For the first 100 years after it became fairly popular (ca. mid-1800’s) coffee was an industrial product produced almost exclusively in factories, with little consideration for quality. The main goal was simply to sell as much as possible at the lowest price possible. Sound familiar?
The specialty coffee movement completely transformed this model. I was part of the “second wave” off coffee, and when we started selling “gourmet” coffee and espresso beverages in the 70’s and 80’s people were, to put it mildly, skeptical. The idea that there even was such a thing as “gourmet coffee” seemed ridiculous to many people. It was like claiming you had “gourmet milk”. Coffee was a commodity, and commodities were, by definition, the opposite of gourmet.
Nearly every day we had to explain to customers why they should pay so much more for our coffee drinks. After all, it was “just coffee”. Also, people thought our coffee was “too strong”, and would often ask is to water it down so that it tasted “normal”. Again, does this sound familiar?
But here’s the thing: over the course of less than five years people stopped questioning our pricing, and they also quit asking us to water down our coffee. We stopped being a rare (and odd) treat and instead turned into a necessary part of the daily routine. And this, by the way, was all before Starbucks. Starbucks, despite all of their legitimate shortcomings, turned a racecar into a rocket ship.

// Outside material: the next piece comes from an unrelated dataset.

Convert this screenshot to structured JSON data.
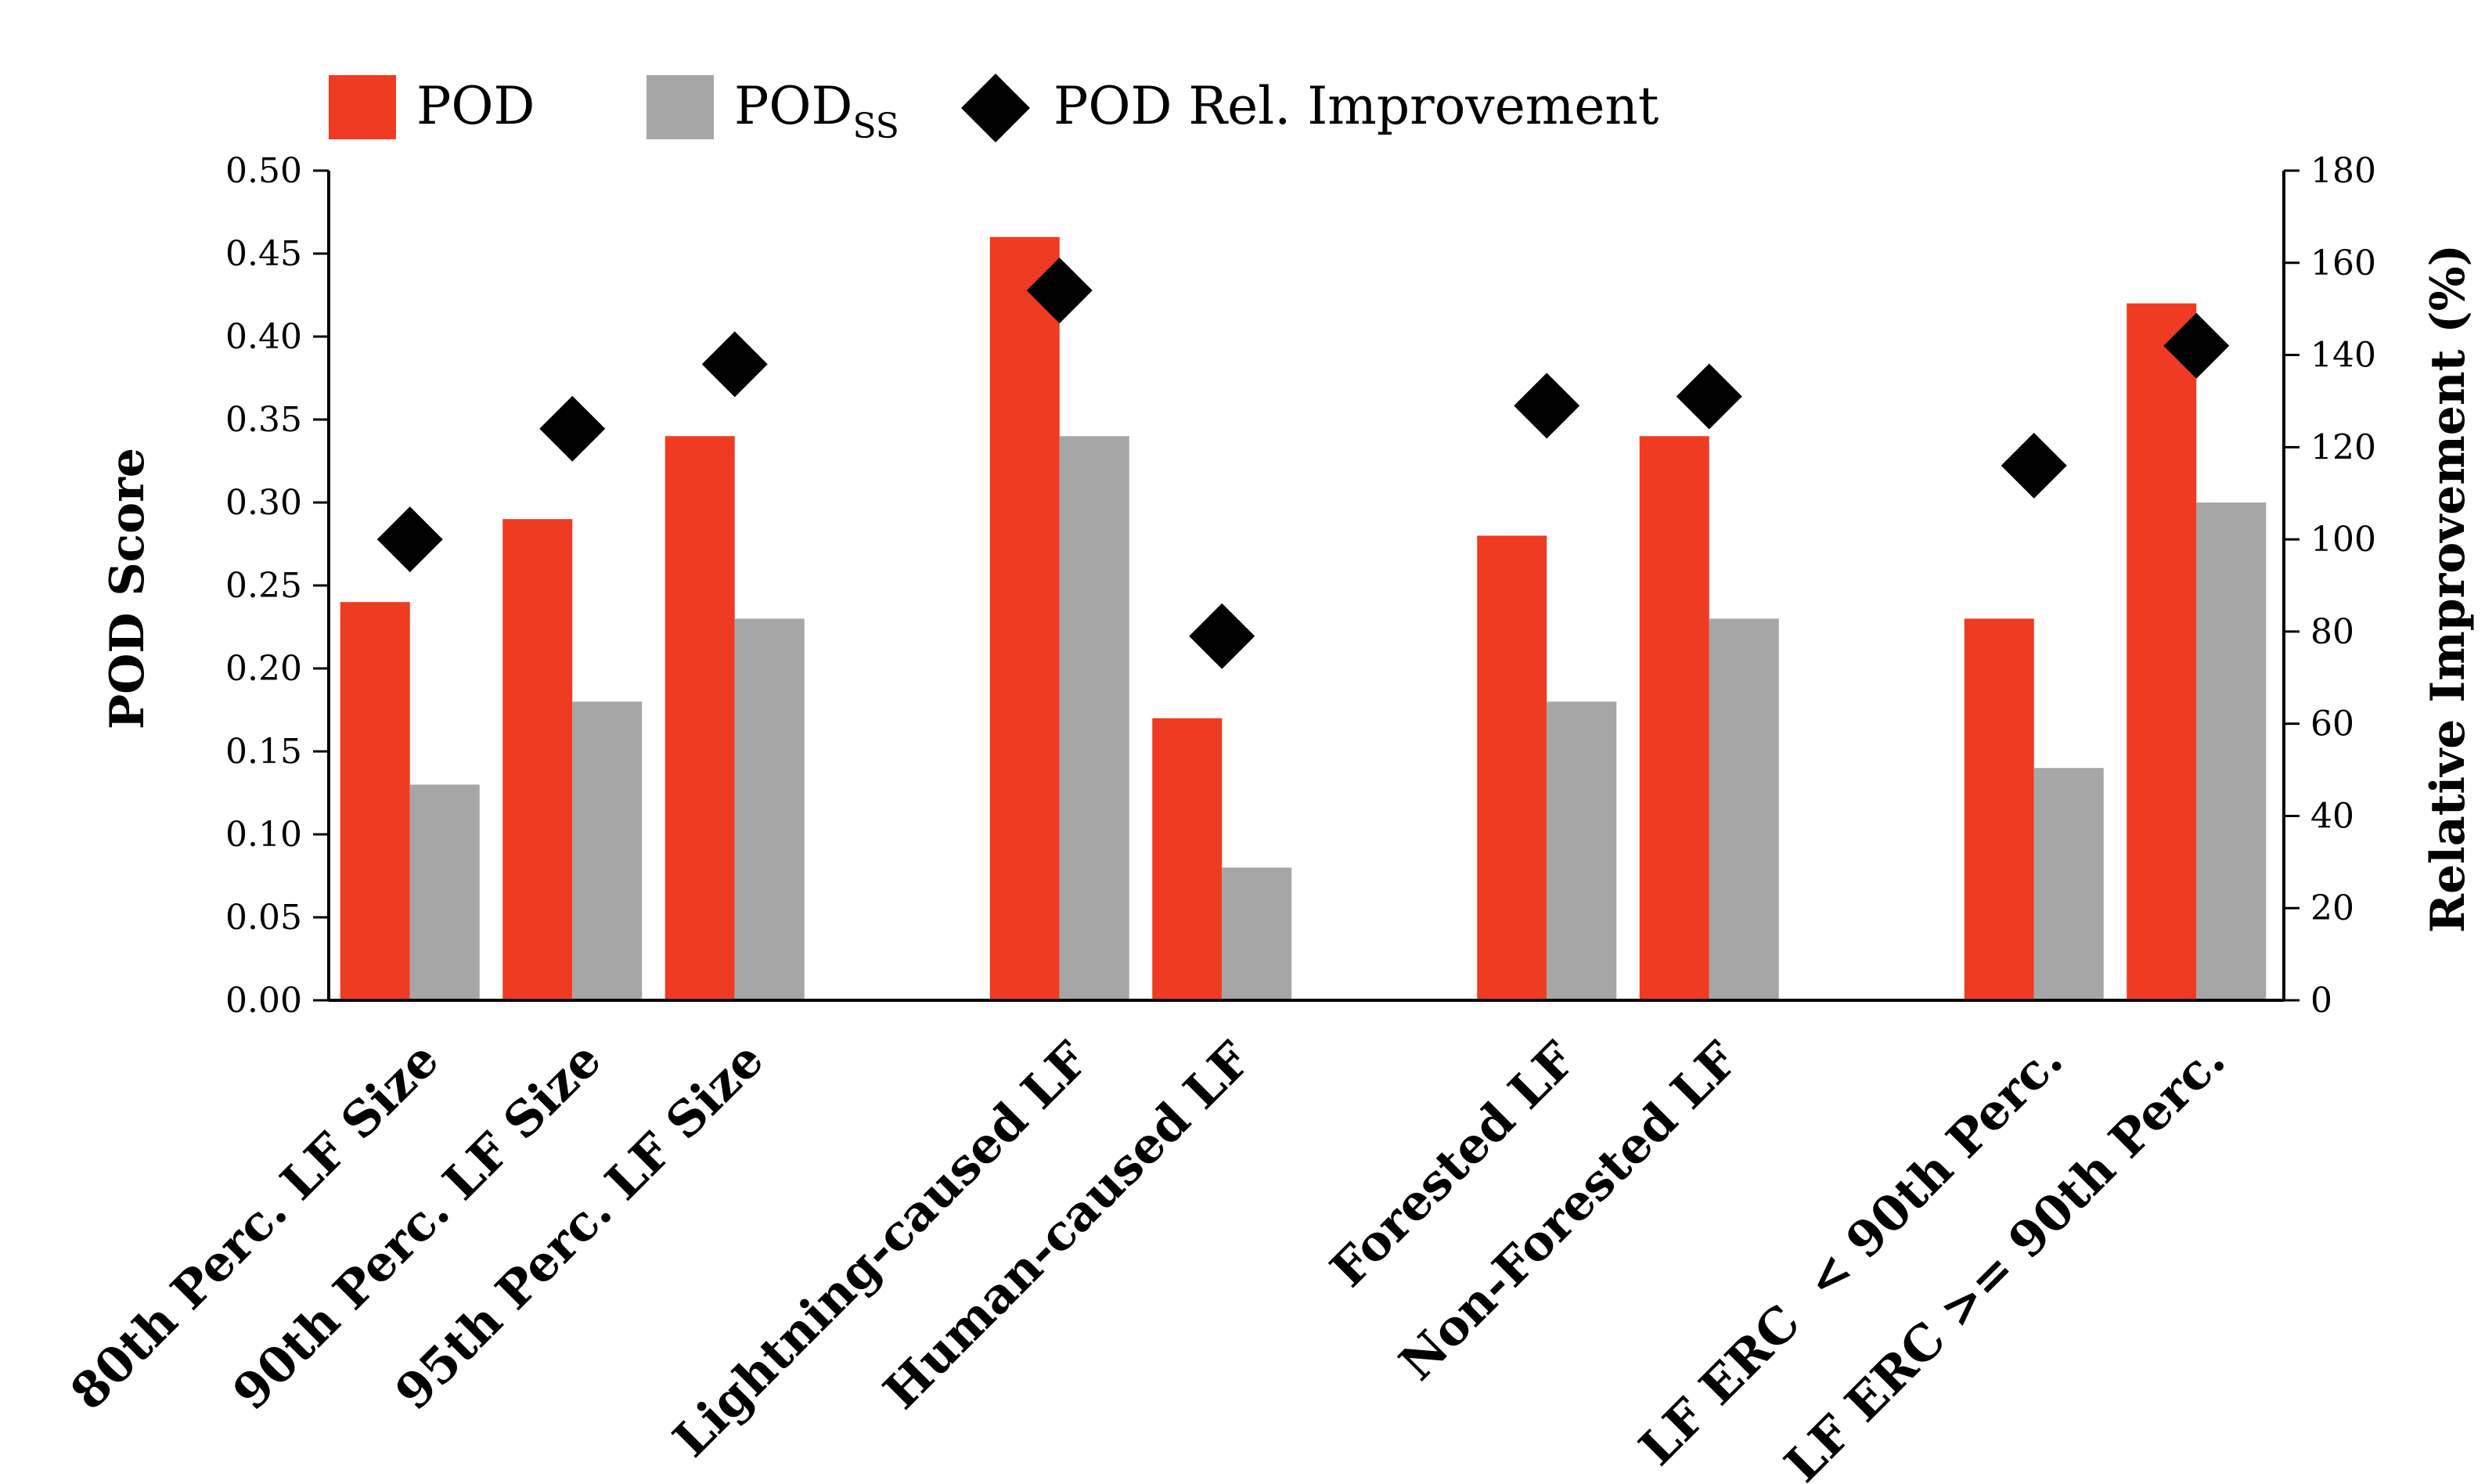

Now, across the country, the specialty coffee business remains nearly entirely non price-sensitive. Paying $3-$5 for a coffee drink is the new normal, and even including inflation, the average price of retail coffee beans has probably gone up by 20%-30%.
More interestingly, the top tier of coffee beans has gone up considerably. These days there are numerous specialty coffees that cost $50-$80 a pound, and the high end can go much higher. For example in June of this year Stumptown Coffee paid over $12,000 for a mere 150 pounds of a varietal of green beans from Guatemala. That’s over $80 a pound, which means that once roasted this coffee will almost certainly sell for a minimum of $250 a pound. Probably more. And I doubt that they will have much trouble finding willing buyers.
This is what the coffee industry has done in only several decades. And in my opinion, if you want to see $100 chocolate bars some day this is the path to follow. In less than 25 years the American specialty coffee industry went from nothing to a multi-billion dollar juggernaut. And in the same period of time coffee went from a cheap commodity to a respected and profitable gourmet product. Everything that the new wave of chocolate makers want has been accomplished by the specialty coffee industry. Why aren’t we paying more attention to that?
When I was at the Northwest Chocolate Festival a few weeks ago there was a seminar in which exactly this question was put to a panel of industry insiders: how can we get chocolate priced along more of a spectrum, like wine? Of course “like wine”. Always “like wine”. And of course everyone proceeded to talk about how great it was that wine could sell for $10 or for $5,000 and how chocolate needed to be and deserved to be more like this. Which led to the inescapable (and in my opinion completely erroneous) view that the business model for chocolate had to be more like the one used for wine. Nobody of course had any idea how to make that happen, but it seemed as if everyone agreed that this was the goal.
But in my view this is not going to happen, because wine has a unique culture that cannot be and will not be replicated by chocolate. That’s the bad news. The good news is that there is already a business model that could serve as a nearly perfect blueprint for how to move the chocolate industry forward, and it CAN be replicated by the chocolate industry.
You want a way forward? You want a business model that will yield a profitable industry along with customers who will spend up to $50/ounce for chocolate? Quit thinking wine. Start thinking coffee.